To ensure a place to stay, and not be part of the problem when it comes to a massive increase in ‘staycationers’ and folks having hired motorhomes in ther droves, we took the decision to book three nights in a Caravan and Motorhome Club site situated in Morvich, at the head of Loch Duich, just around the corner from Eilean Donan Castle and a mere stone’s throw away from The Kyle of Lochalsh and the Isle of Skye.

Neither of those two destinations were on our itinerary this time around however. We’ve visited Skye previously, and our objectives were to have three relatively easy, preferably relaxing, days of exploring the immediate area.

As well as being situated at the head of Loch Duich, Morvich also sits at the very top end of the Five Sisters of Kintail and on the Affric Kintail Way, a 44-mile Long Distance Trail that connects Morvich and Loch Affric with Drumnadrochit, on the shores of Loch Ness.

After enjoying a leisurely breakfast by the loch and saying our fond farewells to the Trossachs once again (and vowing to return again as soon as possible), we drove in a northerly direction, towards Glencoe and Fort William, and on towards Morvich, where we expected to arrive at about 5pm.
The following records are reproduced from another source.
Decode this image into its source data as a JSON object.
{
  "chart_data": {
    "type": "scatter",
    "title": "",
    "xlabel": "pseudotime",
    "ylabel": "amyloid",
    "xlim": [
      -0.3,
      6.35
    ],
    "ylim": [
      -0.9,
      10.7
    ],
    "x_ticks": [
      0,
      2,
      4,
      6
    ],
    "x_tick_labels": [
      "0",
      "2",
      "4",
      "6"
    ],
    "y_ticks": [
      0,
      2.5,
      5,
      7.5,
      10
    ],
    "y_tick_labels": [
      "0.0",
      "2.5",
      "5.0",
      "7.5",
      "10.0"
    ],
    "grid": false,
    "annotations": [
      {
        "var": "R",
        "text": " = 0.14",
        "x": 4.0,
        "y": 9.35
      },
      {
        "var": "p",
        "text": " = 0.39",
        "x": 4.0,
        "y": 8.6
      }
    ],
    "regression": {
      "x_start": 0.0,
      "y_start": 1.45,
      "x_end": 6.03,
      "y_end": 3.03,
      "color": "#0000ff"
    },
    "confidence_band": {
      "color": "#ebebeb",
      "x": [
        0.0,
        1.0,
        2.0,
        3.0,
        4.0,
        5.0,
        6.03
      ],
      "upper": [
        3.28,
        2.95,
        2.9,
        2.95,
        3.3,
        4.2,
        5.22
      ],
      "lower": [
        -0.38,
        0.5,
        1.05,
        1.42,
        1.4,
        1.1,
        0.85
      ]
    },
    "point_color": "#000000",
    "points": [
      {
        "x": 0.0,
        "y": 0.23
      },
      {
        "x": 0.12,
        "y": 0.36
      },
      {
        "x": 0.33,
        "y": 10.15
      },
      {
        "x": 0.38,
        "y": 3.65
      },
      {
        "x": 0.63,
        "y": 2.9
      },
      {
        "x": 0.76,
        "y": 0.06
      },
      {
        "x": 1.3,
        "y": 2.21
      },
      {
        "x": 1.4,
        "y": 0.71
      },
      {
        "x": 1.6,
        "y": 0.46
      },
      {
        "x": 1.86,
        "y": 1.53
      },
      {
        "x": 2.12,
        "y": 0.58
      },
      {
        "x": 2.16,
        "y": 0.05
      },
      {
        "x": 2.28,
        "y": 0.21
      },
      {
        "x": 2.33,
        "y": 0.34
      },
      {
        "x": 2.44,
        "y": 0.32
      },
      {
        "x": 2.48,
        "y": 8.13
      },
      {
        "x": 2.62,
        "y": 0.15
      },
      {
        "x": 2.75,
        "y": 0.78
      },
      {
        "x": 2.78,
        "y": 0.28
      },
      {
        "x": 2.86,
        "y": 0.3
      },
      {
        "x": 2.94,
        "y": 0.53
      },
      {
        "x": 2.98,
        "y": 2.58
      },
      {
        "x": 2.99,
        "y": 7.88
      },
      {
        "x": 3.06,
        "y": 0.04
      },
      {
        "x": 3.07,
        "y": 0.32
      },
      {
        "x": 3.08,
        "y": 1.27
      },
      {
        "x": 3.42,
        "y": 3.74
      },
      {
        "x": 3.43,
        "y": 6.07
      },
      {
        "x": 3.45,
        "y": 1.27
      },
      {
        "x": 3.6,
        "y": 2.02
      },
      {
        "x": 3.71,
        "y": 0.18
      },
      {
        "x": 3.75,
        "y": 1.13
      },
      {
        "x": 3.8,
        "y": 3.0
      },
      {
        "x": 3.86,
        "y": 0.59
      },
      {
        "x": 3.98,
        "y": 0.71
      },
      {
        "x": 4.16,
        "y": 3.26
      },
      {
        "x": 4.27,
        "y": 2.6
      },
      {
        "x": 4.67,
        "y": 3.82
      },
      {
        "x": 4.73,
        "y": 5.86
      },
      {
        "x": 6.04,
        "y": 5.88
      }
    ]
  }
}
We did pause for lunch along the way, though, turning into Gen Etive and finding a suitable stopping-off point where we could enjoy the views and listen to the raging waters below us. After lunch, we did continue driving down the glen, with a view to turning around at Lochan Urr, but the traffic was so heavy, with motorhomes at every curve and passing place, that we cut short our little adventure and turned around to be on our way, knowing that we still had a fair way to go towards our days destination.

Glen Etive is a visually dramatic location and certainly worthy of greater exploration. It’s popular with campervanners for ‘wilding’, and I suspect a lot of visitors just want to drive down the same road that James Bond did in the movie ‘Skyfall’. Either way; we’ll be back to explore it in more detail on another future visit, I’m sure.

After many lochs and glens, we finally arrived at Morvich at around 5pm, tired and ready for a cup of tea. The club site is pleasant and not too big, and we managed to bag ourselves more or less the pitch that we’d hoped for.

The rest of the afternoon was spent putting up our new canopy. We don’t have one fixed to the van; instead, ours (made by Wild Earth – attaches via strong magnets to the roof of the van, and is held in place with poles and guylines. It’s quicker to erect than the drive-away awning, which we haven’t brought with us this time around, and takes up less space when packed away. Along with our folding chairs and camping table it enables us to extend our living space beyond the interior of the van and enjoy the fresh air – even if its raining.